Los Angeles—Scleral suture fixation of the IOL-capsular tension ring (CTR)-capsular bag complex is an effective option for surgical repositioning of a dislocated IOL, according to Robert K. Maloney, MD.
“Considering the utility of this approach, surgeons should have a low threshold for placing a CTR during cataract surgery in eyes at risk for IOL dehiscence, such as those with pseudoexfoliation or a traumatic cataract,” said Dr. Maloney, Maloney Vision Institute, Los Angeles, and clinical professor of ophthalmology, David Geffen School of Medicine at UCLA, Los Angeles.
Dr. Maloney described the technique by discussing a case of a patient he saw on referral about four years after successful phacoemulsification and IOL implantation with a CTR in the right eye. Six years prior to cataract surgery, the patient had sustained a ruptured globe secondary to blunt trauma. The rupture was repaired, but the iris that prolapsed through the rupture remained incarcerated following the surgery. The pupil was also distorted.
The patient presented to Dr. Maloney with classic sunset syndrome, best-corrected visual acuity (BCVA) of 20/40, and complaints of blurred vision, a severe glare, and the inability to drive at night.

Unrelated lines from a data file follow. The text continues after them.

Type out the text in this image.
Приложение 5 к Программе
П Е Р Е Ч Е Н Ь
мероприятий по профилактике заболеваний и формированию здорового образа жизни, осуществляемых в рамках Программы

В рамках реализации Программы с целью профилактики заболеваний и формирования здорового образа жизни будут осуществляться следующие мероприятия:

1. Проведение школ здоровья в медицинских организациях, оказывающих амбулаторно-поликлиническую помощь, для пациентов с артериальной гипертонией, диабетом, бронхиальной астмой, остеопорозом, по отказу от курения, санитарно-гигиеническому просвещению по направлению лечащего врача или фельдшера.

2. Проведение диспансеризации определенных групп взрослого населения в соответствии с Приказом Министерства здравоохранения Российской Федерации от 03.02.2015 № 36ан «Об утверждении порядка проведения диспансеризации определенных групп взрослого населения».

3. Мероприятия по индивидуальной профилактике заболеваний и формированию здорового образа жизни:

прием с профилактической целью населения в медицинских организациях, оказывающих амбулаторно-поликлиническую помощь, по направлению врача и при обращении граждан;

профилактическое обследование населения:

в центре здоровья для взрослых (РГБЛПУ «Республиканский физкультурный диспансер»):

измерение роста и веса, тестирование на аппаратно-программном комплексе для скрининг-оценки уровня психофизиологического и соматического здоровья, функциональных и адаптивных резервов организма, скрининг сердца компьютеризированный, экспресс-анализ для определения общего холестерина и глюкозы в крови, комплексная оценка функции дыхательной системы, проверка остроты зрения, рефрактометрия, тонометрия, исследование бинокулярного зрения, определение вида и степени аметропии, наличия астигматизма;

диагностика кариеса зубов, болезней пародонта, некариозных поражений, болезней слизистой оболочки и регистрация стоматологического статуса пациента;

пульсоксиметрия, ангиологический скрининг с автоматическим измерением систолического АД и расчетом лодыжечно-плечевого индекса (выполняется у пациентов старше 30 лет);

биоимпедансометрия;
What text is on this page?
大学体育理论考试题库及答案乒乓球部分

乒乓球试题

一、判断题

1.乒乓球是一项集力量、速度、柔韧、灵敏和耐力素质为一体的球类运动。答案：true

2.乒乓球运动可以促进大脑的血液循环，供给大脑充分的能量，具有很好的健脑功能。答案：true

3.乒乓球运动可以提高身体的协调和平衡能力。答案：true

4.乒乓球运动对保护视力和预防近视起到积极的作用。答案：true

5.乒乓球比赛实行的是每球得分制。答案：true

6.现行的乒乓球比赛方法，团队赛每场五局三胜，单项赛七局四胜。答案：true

Reviewing potential approaches for managing the dislocated IOL, Dr. Maloney said he ruled out an anterior chamber IOL due to the iris defect. He also decided against using the glued IOL technique after removing the CTR-capsule bag complex given the challenge of performing the latter step.
“Suturing around the CTR to the sclera seemed to be the natural solution, but the patient’s original surgeon was worried about suturing through the prolapsed iris, which was incarcerated in the old scleral rupture,” he said. “That was not a concern for me because my plan was to create the sclerotomies 3 mm posterior to the limbus in order to suture through the pars plana.”
(Preop: Video 1 of 2) A classic sunset syndrome, with the edge of the optic barely visible above the pupil. the capsule tension ring makes an arc across the pupil at the edge of the capsular bag. There is a sectoral iris defect superonasally with iris remnant visible subconjunctivally where it prolapsed through the scleral rupture. Video Courtesy of Robert K. Maloney, MD
(Postop: Video 2 of 2) On postop day 2, the IOL is well centered on the limbus. There is an aphakic space superiorly in the area of the iris defect. The whitish hue is due to the intraoperative use of triamcinolone acetate to identify vitreous strands. Video Courtesy of Robert K. Maloney, MD
After removing the conjunctiva from the area of the planned sclerotomies, he marked two sclerotomies superonasally, 3 mm apart and 3 mm back from the surgical limbus overlying the pars plana. One of the sclerotomies was made with a 1.0-mm blade. A needle with 8-0 Gore Tex suture attached was then passed through the other mark, around the CTR and withdrawn from the eye through the primary incision.
The needle was cut off and the suture was passed back through the previously opened sclerotomy with a handshake technique. The same procedure was used on the opposite side of the IOL-capsular bag complex to secure it. Both sutures were tightened and tied episclerally, and the knots rotated through the sclerotomies to bury them.
“It is relatively easy to pass a needle through the scleral wall and then through the capsular bag,” Dr. Maloney said. “For me, this is easier than passing the needle in the opposite direction, where a blind scleral pass is needed.”
It is important not to leave suture knots on the episclera because these knots can erode over time. A Hoffman pocket can be used, but is challenging to make, he noted.
“Instead, I rotated the knots through the sclerotomy, a technique I learned from Nicole Fram, MD,” Dr. Maloney explained. “Rotation of the knots was possible here because the sutures was not knotted around the CTR.”
At follow-up two days after surgery, the lens was well centered on the limbus, and at six months, the patient had 20/25 BCVA without any glare or night-driving issues.
This article is based on a presentation given by Dr. Maloney at the 2015 meeting of the American Academy of Ophthalmology. Dr. Maloney has no relevant financial interest to disclose.